Arizona law requires the governor to select a successor from the same party as the senator who vacated the seat — meaning this seat was always going to remain in Republican hands until 2020, when a special election will be held coinciding with the regularly scheduled statewide election.
According to the Arizona Republic, Kyl only agreed to serve through the end of 2018. If Kyle chose to resign before 2020, the Arizona governor would then select another person to serve out the rest of the term.
Kyl is sure to give Republicans a reliable vote for GOP policies.
He served alongside McCain for nearly two decades before retiring in 2013, and served as senate minority whip during his service, making him a key Republican leader.

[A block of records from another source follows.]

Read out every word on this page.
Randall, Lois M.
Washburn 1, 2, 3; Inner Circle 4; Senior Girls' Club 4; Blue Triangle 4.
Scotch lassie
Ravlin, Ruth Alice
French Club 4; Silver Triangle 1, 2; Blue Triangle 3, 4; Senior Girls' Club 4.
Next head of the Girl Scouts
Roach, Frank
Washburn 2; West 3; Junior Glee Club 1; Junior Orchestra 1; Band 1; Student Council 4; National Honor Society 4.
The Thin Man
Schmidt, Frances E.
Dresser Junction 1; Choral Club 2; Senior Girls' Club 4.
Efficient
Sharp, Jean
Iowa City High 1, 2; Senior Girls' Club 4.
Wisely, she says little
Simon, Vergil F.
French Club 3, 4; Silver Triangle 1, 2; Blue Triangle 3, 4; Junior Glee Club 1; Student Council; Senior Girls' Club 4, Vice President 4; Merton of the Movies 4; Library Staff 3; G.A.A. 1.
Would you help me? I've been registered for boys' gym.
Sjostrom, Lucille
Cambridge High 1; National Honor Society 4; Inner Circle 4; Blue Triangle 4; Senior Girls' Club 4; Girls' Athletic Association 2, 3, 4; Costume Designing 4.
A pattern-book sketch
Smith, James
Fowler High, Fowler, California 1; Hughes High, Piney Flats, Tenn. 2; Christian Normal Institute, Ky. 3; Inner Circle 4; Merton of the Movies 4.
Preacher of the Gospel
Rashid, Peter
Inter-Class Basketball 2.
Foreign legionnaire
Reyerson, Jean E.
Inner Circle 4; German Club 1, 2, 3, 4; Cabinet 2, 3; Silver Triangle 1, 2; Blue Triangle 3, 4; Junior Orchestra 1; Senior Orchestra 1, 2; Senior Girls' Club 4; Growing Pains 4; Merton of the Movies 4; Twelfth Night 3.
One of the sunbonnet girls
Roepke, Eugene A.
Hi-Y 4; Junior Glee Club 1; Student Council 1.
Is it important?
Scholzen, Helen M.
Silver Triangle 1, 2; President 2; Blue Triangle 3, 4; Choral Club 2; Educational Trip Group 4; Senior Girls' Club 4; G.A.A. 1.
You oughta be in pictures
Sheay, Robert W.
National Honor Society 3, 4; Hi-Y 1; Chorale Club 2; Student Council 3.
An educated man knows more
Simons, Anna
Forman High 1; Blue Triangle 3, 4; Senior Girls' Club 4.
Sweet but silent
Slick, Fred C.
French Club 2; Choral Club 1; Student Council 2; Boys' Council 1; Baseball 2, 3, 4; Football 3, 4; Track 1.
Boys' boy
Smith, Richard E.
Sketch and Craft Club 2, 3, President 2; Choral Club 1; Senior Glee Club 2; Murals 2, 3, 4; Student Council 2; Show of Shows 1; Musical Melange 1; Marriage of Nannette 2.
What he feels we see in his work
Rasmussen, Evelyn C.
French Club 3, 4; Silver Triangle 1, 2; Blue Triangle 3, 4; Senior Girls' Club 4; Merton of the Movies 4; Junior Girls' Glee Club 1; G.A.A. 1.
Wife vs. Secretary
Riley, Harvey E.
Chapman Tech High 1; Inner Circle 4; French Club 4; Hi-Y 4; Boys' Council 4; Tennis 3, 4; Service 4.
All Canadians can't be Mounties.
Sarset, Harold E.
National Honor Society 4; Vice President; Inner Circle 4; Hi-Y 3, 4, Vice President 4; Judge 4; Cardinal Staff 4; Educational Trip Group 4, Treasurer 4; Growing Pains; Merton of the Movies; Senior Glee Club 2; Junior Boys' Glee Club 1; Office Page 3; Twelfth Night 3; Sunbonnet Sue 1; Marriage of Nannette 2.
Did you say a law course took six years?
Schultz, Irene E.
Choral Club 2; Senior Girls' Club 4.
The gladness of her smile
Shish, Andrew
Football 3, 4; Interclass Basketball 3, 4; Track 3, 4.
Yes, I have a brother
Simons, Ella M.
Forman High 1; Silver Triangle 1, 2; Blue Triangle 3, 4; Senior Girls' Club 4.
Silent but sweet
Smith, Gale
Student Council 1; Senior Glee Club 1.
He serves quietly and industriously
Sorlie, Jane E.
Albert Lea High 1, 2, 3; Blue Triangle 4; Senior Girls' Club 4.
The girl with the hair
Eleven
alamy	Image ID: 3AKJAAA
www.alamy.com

He voted against big Democratic priorities during his time in the Senate, including the Affordable Care Act, which he opposed because of the bill’s coverage of essential health services such as maternity care.
Kyl also would provide a crucial for Republicans hoping to confirm Brett Kavanaugh to the Supreme Court. Kyl has helped Kavanaugh navigate the confirmation process.
After the announcement, Cindy McCain — the widow of the late Arizona senator — applauded Kyl’s appointment.
“John Kyl is a dear friend of mine and John’s,” she tweeted. “It’s a great tribute to John that he is prepared to go back into public service to help the state of Arizona.”
Sept. 4, 2018 1:07 p.m.: This article has been updated.